New Englanders have harvested the sea for centuries, and up until a few decades ago cod was their biggest cash crop. In the 1960s, new technology like sonar and radar let fishermen catch more fish, as well as selectively target older, larger fish. Unfortunately, marine ecologists and fisheries managers didn't experience a similar technological boon. Without knowing crucial ecological information—Where do cod migrate? How do cod reproduce? Just how many cod are there?—fisheries managers couldn't write regulations that kept up with the record number of cod being pulled out of the ocean.

Around 1992, the Northwest Atlantic cod fishery crashed. Fish stocks were around 1 percent of their historic levels. Since then, despite decades of severe catch limits, cod has not come back, and nobody totally understands why.

Sea temperature is a part of that equation. "Temperature affects cod in every way you can imagine," says Michael Fogarty, head of ecological assessment at NOAA's Northeast Fisheries bet365体育赛事 Center. Cold water-adapted cod have speedier metabolisms in warm water, which means they need more food. But those meals aren't always around. So cod are smaller, and fewer survive to reproduce.

"And the fact that they are constantly out looking for food can lead to more mortality, because the fish are being risky and showing themselves to predators," says Andrew Pershing, chief scientist at the Gulf of Maine Research Institute and lead author of the study. He says there seem to be plenty of other ways warmer water affects cod, but biologists and ecologists have yet to tease them all out.
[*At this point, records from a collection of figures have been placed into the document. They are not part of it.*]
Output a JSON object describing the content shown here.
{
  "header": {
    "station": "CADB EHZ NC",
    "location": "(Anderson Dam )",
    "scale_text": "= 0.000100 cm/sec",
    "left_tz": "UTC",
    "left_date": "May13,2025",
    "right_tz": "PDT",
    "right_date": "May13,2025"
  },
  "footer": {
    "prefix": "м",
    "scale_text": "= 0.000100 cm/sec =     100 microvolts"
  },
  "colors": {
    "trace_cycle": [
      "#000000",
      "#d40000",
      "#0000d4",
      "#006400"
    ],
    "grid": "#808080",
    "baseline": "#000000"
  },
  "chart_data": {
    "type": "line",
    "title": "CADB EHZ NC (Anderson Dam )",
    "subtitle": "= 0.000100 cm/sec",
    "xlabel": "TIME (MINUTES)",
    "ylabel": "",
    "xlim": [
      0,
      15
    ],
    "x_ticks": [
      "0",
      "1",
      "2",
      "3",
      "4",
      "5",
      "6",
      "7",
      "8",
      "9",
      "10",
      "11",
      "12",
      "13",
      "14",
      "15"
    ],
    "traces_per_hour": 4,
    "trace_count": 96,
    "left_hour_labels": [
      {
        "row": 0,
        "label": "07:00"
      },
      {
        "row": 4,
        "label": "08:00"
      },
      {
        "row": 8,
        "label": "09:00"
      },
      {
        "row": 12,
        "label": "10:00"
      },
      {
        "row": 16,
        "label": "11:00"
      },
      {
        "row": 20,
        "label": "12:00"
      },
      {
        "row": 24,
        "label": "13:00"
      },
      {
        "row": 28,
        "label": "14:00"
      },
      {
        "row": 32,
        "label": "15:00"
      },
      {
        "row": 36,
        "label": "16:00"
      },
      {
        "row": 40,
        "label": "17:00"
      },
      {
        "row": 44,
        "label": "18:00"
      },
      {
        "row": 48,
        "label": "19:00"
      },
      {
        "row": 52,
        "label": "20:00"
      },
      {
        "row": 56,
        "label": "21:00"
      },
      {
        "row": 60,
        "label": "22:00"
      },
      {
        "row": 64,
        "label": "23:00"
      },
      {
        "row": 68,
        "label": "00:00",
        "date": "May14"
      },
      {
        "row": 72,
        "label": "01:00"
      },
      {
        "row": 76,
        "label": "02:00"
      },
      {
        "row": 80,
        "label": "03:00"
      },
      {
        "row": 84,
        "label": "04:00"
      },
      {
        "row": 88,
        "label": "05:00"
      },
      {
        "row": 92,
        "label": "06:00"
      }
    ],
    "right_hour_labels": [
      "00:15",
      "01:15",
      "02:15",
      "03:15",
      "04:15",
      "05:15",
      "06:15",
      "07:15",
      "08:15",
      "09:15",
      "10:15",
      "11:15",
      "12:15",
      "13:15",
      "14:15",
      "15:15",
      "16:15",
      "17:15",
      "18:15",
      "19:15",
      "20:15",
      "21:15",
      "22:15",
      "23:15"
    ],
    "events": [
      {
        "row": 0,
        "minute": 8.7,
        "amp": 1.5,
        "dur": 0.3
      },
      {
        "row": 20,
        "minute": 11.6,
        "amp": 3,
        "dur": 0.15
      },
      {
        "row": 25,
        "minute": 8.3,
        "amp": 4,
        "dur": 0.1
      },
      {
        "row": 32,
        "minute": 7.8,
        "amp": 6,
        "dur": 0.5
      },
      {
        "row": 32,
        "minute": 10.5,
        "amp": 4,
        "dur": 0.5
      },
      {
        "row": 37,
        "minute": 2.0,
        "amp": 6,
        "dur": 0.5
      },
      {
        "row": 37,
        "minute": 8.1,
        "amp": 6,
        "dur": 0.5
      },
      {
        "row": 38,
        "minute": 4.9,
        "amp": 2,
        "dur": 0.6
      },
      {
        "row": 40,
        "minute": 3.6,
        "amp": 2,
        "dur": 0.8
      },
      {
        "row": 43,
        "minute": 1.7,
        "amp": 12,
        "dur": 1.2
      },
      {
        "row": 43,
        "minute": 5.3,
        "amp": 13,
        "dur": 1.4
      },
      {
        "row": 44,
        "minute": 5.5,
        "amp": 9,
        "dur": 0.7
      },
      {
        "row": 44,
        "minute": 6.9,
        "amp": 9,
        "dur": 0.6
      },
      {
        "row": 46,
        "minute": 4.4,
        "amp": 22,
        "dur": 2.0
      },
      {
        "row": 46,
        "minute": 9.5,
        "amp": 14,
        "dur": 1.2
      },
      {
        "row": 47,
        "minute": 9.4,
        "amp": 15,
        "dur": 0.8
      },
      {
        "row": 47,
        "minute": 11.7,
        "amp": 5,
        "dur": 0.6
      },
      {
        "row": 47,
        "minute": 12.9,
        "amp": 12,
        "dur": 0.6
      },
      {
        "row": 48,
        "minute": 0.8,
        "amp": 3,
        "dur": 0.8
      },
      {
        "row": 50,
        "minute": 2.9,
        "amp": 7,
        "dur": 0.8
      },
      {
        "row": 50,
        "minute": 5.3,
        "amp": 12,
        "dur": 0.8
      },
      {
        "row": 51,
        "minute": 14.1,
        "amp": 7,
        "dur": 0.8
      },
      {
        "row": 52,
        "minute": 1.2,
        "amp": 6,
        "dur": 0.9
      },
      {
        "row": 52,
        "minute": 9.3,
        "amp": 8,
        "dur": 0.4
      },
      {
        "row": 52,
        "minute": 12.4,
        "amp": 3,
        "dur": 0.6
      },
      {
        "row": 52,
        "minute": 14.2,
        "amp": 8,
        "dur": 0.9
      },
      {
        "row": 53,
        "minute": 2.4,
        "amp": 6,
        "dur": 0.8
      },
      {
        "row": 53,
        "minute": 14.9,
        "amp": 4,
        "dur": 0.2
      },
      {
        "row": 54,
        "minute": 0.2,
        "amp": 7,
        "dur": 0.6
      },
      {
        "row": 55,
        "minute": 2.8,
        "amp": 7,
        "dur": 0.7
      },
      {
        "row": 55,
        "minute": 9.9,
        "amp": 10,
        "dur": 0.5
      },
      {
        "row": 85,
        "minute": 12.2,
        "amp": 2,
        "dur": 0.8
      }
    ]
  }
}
The study found that the Gulf of Maine has been warming at a rate faster than 99 percent of the world's ocean water. This warming—which was particularly fast over the last decade—has coincided with stringent catch limits. In 2013, for instance, Gulf of Maine cod fishermen were only allowed to catch 25 percent of what they'd caught in 2011. And still the fish aren't rebounding. "I don’t think there’s any doubt up here that climate change is very real," says Tom Nies, executive director of the New England Fisheries Management Council. "And it's affecting fisheries in ways we’re just beginning to understand."

So what's causing the Gulf of Maine to warm so quickly? "We think two things are going on," says Pershing. One is the Gulf Stream. "The Gulf Stream responds to wind patterns, and also to the distribution of warm and cold water in the Atlantic," says Pershing. "You can think of it really as an area of warm water in the North Atlantic that just expands." That expansion has lined up with a long term sea surface temperature oscillation that brought warmer water into the northwestern Atlantic—on top of the steady global warming trend.
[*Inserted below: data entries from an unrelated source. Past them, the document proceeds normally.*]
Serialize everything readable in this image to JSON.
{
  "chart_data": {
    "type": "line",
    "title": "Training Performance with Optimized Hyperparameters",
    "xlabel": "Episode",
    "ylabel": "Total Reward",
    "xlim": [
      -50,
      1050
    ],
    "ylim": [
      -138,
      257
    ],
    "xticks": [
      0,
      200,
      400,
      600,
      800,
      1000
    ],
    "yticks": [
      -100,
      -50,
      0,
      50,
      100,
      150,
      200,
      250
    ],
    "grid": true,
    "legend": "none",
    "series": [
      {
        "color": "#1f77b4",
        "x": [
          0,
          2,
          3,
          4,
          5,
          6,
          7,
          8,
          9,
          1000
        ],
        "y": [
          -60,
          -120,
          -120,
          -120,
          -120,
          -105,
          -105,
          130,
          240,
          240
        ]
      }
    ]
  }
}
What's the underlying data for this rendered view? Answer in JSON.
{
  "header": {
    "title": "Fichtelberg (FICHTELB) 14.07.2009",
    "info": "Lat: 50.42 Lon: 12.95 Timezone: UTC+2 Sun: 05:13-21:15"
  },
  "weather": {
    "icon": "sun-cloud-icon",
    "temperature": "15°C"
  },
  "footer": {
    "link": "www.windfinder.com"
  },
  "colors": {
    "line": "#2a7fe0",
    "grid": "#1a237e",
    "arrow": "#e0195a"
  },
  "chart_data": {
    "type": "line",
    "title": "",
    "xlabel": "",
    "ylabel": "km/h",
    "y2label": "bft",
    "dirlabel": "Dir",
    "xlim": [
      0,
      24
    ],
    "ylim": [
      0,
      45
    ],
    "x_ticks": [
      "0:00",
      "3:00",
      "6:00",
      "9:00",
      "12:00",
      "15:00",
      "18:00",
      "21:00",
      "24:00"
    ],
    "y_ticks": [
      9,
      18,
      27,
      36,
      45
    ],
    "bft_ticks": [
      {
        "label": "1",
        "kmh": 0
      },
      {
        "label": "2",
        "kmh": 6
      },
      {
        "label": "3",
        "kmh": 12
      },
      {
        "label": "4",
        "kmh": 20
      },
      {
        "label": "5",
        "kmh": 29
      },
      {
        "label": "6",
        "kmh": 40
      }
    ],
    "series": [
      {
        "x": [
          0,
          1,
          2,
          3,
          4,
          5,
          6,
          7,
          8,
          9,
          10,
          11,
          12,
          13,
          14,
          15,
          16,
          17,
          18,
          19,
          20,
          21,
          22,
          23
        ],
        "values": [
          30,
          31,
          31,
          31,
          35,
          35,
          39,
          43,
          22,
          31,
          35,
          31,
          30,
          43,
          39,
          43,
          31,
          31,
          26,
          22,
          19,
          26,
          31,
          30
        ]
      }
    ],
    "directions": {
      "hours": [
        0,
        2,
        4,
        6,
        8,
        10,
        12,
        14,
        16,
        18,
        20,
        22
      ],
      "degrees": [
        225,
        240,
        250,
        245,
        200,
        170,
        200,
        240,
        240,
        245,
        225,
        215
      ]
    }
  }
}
For fishermen who have faced decades of slashed quotas, this is more bad news. "My expectation is this paper will get a lot of closer looks, and it may lead to changes in the way quotas are set," says Nies. "But if you look at the quotas, they are already pretty darn low. It would be difficult to set them any lower and still have quotas at all."

And those low quotas don't just affect cod fishermen. Bycatch rules means that even fishermen who are out targeting things like like haddock and pollock can have their seasons end early if they inadvertently bring aboard too many cod. The fish is a choke species.
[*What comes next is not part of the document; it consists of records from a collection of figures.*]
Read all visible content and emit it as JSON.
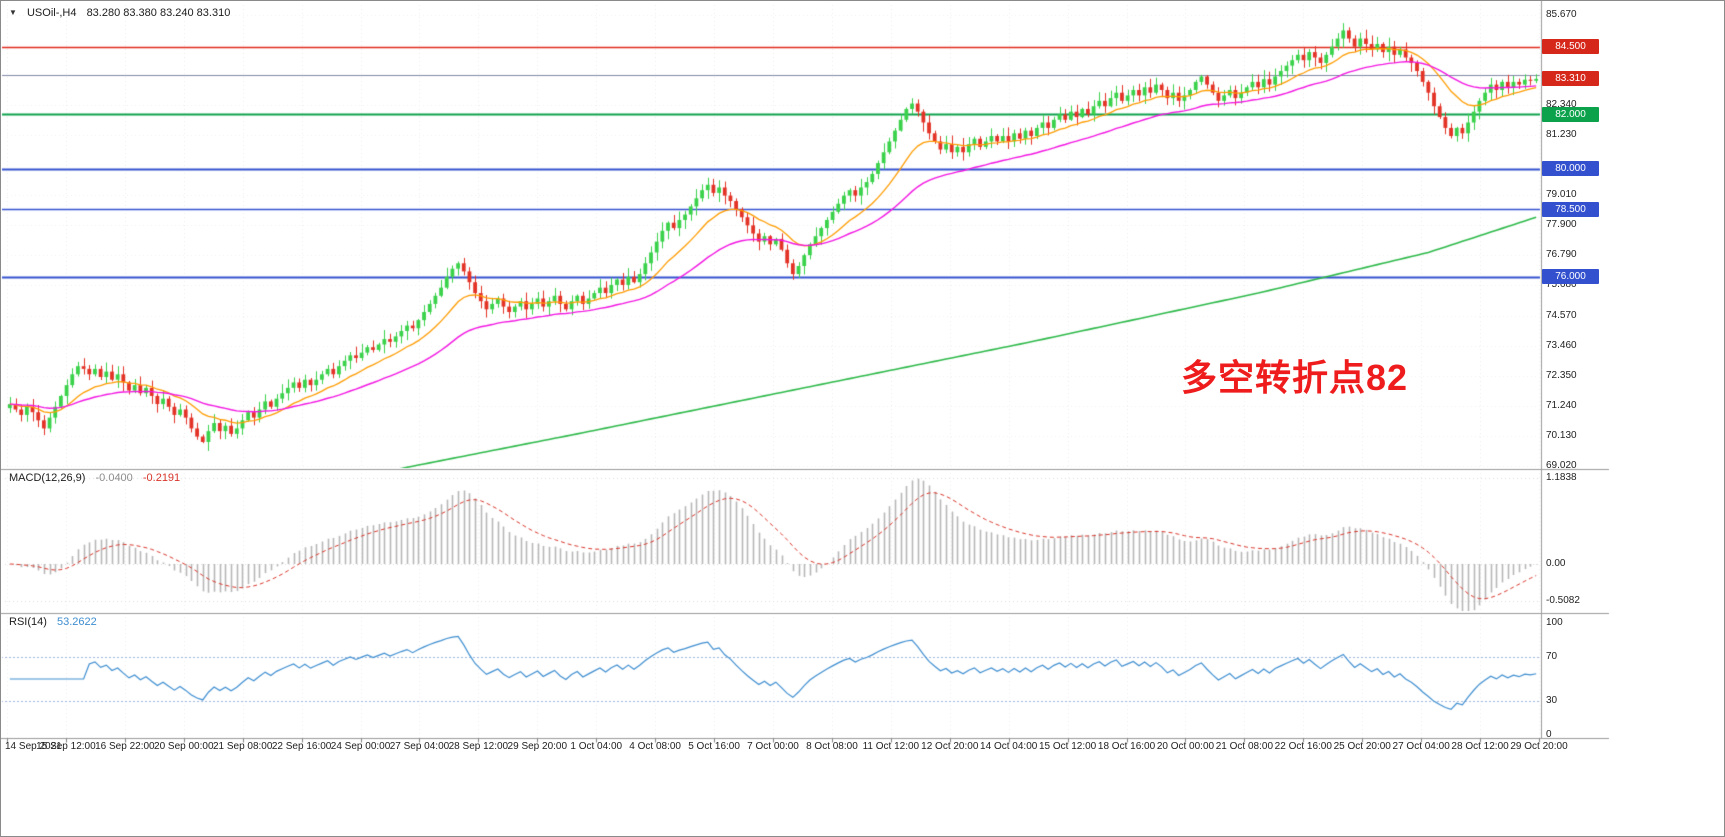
{
  "chart": {
    "symbol_period": "USOil-,H4",
    "ohlc_text": "83.280 83.380 83.240 83.310",
    "annotation": "多空转折点82",
    "annotation_color": "#ee1c1c"
  },
  "price_axis": {
    "labels": [
      {
        "text": "85.670",
        "value": 85.67
      },
      {
        "text": "82.340",
        "value": 82.34
      },
      {
        "text": "81.230",
        "value": 81.23
      },
      {
        "text": "79.010",
        "value": 79.01
      },
      {
        "text": "77.900",
        "value": 77.9
      },
      {
        "text": "76.790",
        "value": 76.79
      },
      {
        "text": "75.680",
        "value": 75.68
      },
      {
        "text": "74.570",
        "value": 74.57
      },
      {
        "text": "73.460",
        "value": 73.46
      },
      {
        "text": "72.350",
        "value": 72.35
      },
      {
        "text": "71.240",
        "value": 71.24
      },
      {
        "text": "70.130",
        "value": 70.13
      },
      {
        "text": "69.020",
        "value": 69.02
      }
    ],
    "badges": [
      {
        "text": "84.500",
        "value": 84.5,
        "bg": "#d6281a"
      },
      {
        "text": "83.310",
        "value": 83.31,
        "bg": "#d6281a"
      },
      {
        "text": "82.000",
        "value": 82.0,
        "bg": "#0ca24c"
      },
      {
        "text": "80.000",
        "value": 80.0,
        "bg": "#3351cf"
      },
      {
        "text": "78.500",
        "value": 78.5,
        "bg": "#3351cf"
      },
      {
        "text": "76.000",
        "value": 76.0,
        "bg": "#3351cf"
      }
    ]
  },
  "macd_panel": {
    "name": "MACD(12,26,9)",
    "value_main": "-0.0400",
    "value_signal": "-0.2191",
    "axis_labels": [
      {
        "text": "1.1838",
        "value": 1.1838
      },
      {
        "text": "0.00",
        "value": 0
      },
      {
        "text": "-0.5082",
        "value": -0.5082
      }
    ]
  },
  "rsi_panel": {
    "name": "RSI(14)",
    "value": "53.2622",
    "axis_labels": [
      {
        "text": "100",
        "value": 100
      },
      {
        "text": "70",
        "value": 70
      },
      {
        "text": "30",
        "value": 30
      },
      {
        "text": "0",
        "value": 0
      }
    ],
    "levels": [
      70,
      30
    ]
  },
  "chart_data": {
    "type": "candlestick",
    "title": "USOil-,H4 83.280 83.380 83.240 83.310",
    "symbol": "USOil",
    "timeframe": "H4",
    "ylim": [
      68.94,
      86.04
    ],
    "x_labels": [
      "14 Sep 2021",
      "15 Sep 12:00",
      "16 Sep 22:00",
      "20 Sep 00:00",
      "21 Sep 08:00",
      "22 Sep 16:00",
      "24 Sep 00:00",
      "27 Sep 04:00",
      "28 Sep 12:00",
      "29 Sep 20:00",
      "1 Oct 04:00",
      "4 Oct 08:00",
      "5 Oct 16:00",
      "7 Oct 00:00",
      "8 Oct 08:00",
      "11 Oct 12:00",
      "12 Oct 20:00",
      "14 Oct 04:00",
      "15 Oct 12:00",
      "18 Oct 16:00",
      "20 Oct 00:00",
      "21 Oct 08:00",
      "22 Oct 16:00",
      "25 Oct 20:00",
      "27 Oct 04:00",
      "28 Oct 12:00",
      "29 Oct 20:00"
    ],
    "closes": [
      71.3,
      71.1,
      70.9,
      71.2,
      71.0,
      70.7,
      70.4,
      70.8,
      71.2,
      71.6,
      72.0,
      72.4,
      72.7,
      72.6,
      72.4,
      72.6,
      72.3,
      72.5,
      72.2,
      72.4,
      72.1,
      71.8,
      72.0,
      71.7,
      71.9,
      71.6,
      71.3,
      71.5,
      71.2,
      70.9,
      71.1,
      70.8,
      70.4,
      70.1,
      69.9,
      70.3,
      70.6,
      70.3,
      70.5,
      70.2,
      70.4,
      70.7,
      71.0,
      70.8,
      71.1,
      71.4,
      71.2,
      71.5,
      71.7,
      71.9,
      72.1,
      71.9,
      72.2,
      72.0,
      72.2,
      72.4,
      72.6,
      72.4,
      72.7,
      72.9,
      73.1,
      73.0,
      73.2,
      73.4,
      73.3,
      73.5,
      73.7,
      73.6,
      73.8,
      74.0,
      74.2,
      74.1,
      74.4,
      74.7,
      75.0,
      75.3,
      75.6,
      76.0,
      76.3,
      76.5,
      76.2,
      75.8,
      75.4,
      75.1,
      74.8,
      75.0,
      75.2,
      74.9,
      74.7,
      74.9,
      75.1,
      74.8,
      75.0,
      75.2,
      74.9,
      75.1,
      75.3,
      75.0,
      74.8,
      75.1,
      75.3,
      75.0,
      75.2,
      75.4,
      75.6,
      75.4,
      75.7,
      75.9,
      75.7,
      76.0,
      75.8,
      76.1,
      76.5,
      76.9,
      77.3,
      77.7,
      78.0,
      77.8,
      78.1,
      78.3,
      78.6,
      78.9,
      79.2,
      79.4,
      79.1,
      79.3,
      79.0,
      78.8,
      78.5,
      78.2,
      77.9,
      77.6,
      77.3,
      77.5,
      77.2,
      77.4,
      77.0,
      76.5,
      76.1,
      76.4,
      76.8,
      77.2,
      77.5,
      77.8,
      78.1,
      78.4,
      78.7,
      79.0,
      79.2,
      79.0,
      79.3,
      79.5,
      79.8,
      80.2,
      80.6,
      81.0,
      81.4,
      81.8,
      82.2,
      82.4,
      82.1,
      81.7,
      81.3,
      81.0,
      80.7,
      80.9,
      80.6,
      80.8,
      80.6,
      80.9,
      81.1,
      80.8,
      81.0,
      81.2,
      81.0,
      81.2,
      81.0,
      81.3,
      81.1,
      81.4,
      81.2,
      81.5,
      81.7,
      81.5,
      81.8,
      82.0,
      81.8,
      82.1,
      81.9,
      82.2,
      82.0,
      82.3,
      82.5,
      82.3,
      82.6,
      82.8,
      82.5,
      82.7,
      82.9,
      82.7,
      83.0,
      82.8,
      83.1,
      82.9,
      82.6,
      82.8,
      82.5,
      82.7,
      82.9,
      83.2,
      83.4,
      83.1,
      82.8,
      82.5,
      82.7,
      82.9,
      82.6,
      82.8,
      83.0,
      83.2,
      83.0,
      83.3,
      83.1,
      83.4,
      83.6,
      83.8,
      84.0,
      84.2,
      84.0,
      84.3,
      84.1,
      83.9,
      84.2,
      84.5,
      84.8,
      85.1,
      84.8,
      84.5,
      84.8,
      84.6,
      84.4,
      84.6,
      84.3,
      84.5,
      84.2,
      84.4,
      84.1,
      83.9,
      83.6,
      83.2,
      82.8,
      82.3,
      81.9,
      81.5,
      81.2,
      81.5,
      81.3,
      81.7,
      82.1,
      82.5,
      82.8,
      83.1,
      82.9,
      83.2,
      83.0,
      83.2,
      83.1,
      83.28,
      83.24,
      83.31
    ],
    "last_candle": {
      "open": 83.28,
      "high": 83.38,
      "low": 83.24,
      "close": 83.31
    },
    "horizontal_lines": [
      {
        "value": 84.5,
        "color": "#e0281c",
        "width": 1.5
      },
      {
        "value": 83.45,
        "color": "#8089a6",
        "width": 1
      },
      {
        "value": 82.0,
        "color": "#0ca24c",
        "width": 2
      },
      {
        "value": 80.0,
        "color": "#3351cf",
        "width": 2
      },
      {
        "value": 78.5,
        "color": "#3351cf",
        "width": 1.5
      },
      {
        "value": 76.0,
        "color": "#3351cf",
        "width": 2
      }
    ],
    "moving_averages": {
      "fast": {
        "period": 13,
        "color": "#ff9c00"
      },
      "mid": {
        "period": 34,
        "color": "#f216e2"
      },
      "long": {
        "color": "#2eb94a",
        "points": [
          [
            66,
            68.8
          ],
          [
            100,
            70.2
          ],
          [
            140,
            71.9
          ],
          [
            180,
            73.6
          ],
          [
            220,
            75.4
          ],
          [
            250,
            76.9
          ],
          [
            269,
            78.2
          ]
        ]
      }
    },
    "indicators": {
      "macd": {
        "fast": 12,
        "slow": 26,
        "signal": 9,
        "scale_max": 1.1838,
        "scale_min": -0.5082,
        "last_main": -0.04,
        "last_signal": -0.2191,
        "hist_color": "#b6b6b6",
        "signal_color": "#d8352a"
      },
      "rsi": {
        "period": 14,
        "last": 53.2622,
        "color": "#3e8ed0"
      }
    },
    "candle_colors": {
      "up": "#3bd24b",
      "down": "#e33327"
    }
  }
}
But Nies sees a bright side. "If you get to a point where you are setting quotas correctly, you get biological results," he says. Even under the most pessimistic regulatory scenario, a stock should eventually become commercially—and ecologically—viable. And this study is a first step in setting informed limits: Pershing is one of the scientists who makes quota recommendations to the New England Fishery Management Council.

Pershing says making these calculations is hard, and not just because they determine the survival of cod in the Gulf of Maine. "The decisions being made affect people's families," he says. At least in the short term, things are looking wicked bad for fish and fishermen alike.